Regular Expressions in Java

A regular expression is a kind of pattern that can be applied to text (String, in Java). Java provides the java.util.regex package for matching regular expressions. Regular expressions are very similar to the Perl programming language and are very easy to learn. A regular expression either matches the text (part of it) or not. * If a regular expression matches a piece of text, then we can find it. ** If the regular expression is compound, then we can easily figure out which part of the regular expression matches which part of the text.

First example

The regular expression " [a-z] +" matches all lowercase letters in the text. [a-z]means any character from ato zinclusive, and +means "one or more" characters. Let's assume we supply the string "code 2 learn java tutorial". How to do this in Java First, you must create a template:

import java.util.regex.*;
Pattern p = Pattern.compile(“[a-z]+”);

Next you have to create matcherfor the text by sending a message on the diagram:

Matcher m = p.matcher(“code 2 learn java tutorial”);

NOTE: Neither have constructors Pattern, Matcherwe create them using class methods Pattern. Pattern Class:The class object constitutes a representation of a regular expression. The Pattern class does not provide any public constructors. To create a template, you must first call one of the public static methods, which then return an object of the class Pattern.
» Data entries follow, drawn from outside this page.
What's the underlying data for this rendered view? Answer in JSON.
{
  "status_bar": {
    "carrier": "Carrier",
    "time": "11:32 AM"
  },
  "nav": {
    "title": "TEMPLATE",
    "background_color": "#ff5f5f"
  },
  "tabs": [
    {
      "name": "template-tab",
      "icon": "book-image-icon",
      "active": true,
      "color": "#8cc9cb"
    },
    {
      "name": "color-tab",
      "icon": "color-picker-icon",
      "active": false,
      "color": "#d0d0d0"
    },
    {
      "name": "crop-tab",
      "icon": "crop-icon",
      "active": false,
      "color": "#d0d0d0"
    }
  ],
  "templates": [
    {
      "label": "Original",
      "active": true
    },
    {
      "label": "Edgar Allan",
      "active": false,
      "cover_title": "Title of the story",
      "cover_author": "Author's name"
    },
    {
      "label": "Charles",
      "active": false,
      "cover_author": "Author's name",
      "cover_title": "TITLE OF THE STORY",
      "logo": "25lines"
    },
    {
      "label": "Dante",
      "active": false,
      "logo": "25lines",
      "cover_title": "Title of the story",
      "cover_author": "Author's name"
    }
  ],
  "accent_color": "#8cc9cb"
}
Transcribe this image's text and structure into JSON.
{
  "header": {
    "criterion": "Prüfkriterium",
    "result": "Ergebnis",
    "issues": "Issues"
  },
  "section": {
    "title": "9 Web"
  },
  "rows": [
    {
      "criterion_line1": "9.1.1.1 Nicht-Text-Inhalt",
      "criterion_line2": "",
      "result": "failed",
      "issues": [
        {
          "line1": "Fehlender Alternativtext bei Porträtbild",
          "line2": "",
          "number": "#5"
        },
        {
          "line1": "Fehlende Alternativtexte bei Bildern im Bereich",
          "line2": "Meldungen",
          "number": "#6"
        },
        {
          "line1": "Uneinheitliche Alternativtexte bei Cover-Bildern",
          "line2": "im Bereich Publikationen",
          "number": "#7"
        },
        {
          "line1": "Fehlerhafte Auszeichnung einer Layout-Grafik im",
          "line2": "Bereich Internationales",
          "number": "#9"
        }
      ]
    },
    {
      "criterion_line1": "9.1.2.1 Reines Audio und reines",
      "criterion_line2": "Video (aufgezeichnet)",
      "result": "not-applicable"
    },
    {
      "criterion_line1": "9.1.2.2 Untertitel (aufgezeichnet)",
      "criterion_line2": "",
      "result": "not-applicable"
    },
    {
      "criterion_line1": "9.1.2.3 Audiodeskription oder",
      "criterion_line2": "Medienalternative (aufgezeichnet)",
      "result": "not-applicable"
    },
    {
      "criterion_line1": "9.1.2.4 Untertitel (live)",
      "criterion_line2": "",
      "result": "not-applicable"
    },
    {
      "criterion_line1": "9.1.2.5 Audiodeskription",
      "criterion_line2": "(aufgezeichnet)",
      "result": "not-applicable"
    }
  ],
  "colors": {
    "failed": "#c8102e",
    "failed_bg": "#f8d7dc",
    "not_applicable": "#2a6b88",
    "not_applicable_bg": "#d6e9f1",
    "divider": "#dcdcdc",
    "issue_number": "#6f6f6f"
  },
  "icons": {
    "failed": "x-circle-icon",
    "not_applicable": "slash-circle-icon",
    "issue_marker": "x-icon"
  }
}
These methods take a regular expression as an argument. Matcher Class:The Finder object is an engine that interprets the pattern and performs matching operations on the input string. Like Patterna class, Matcherit has no public constructors. You get an object Matcherby calling a method matcheron a class object Pattern. Once we have completed these steps, and now we have an instance of the class Matcher m , we can now check whether the pattern was found or not, and if so, at what position, etc. m.matches()returns true if the pattern matches the entire string, false otherwise. m.lookingAt()returns true if the pattern matches the beginning of the string, false otherwise. m.find ()returns true if the pattern matches any part of the text.

What else to read:

Java Developer Group:

Regular Expressions in Java

Finding a match

After a successful match, m.start() will return the index of the first character matched and m.end() will return the index of the last character matched, plus one. If an unsuccessful attempt was made and no match was found, m.start()they m.end()will throwIllegalStateException

This is RuntimeExceptionso you don't have to catch it.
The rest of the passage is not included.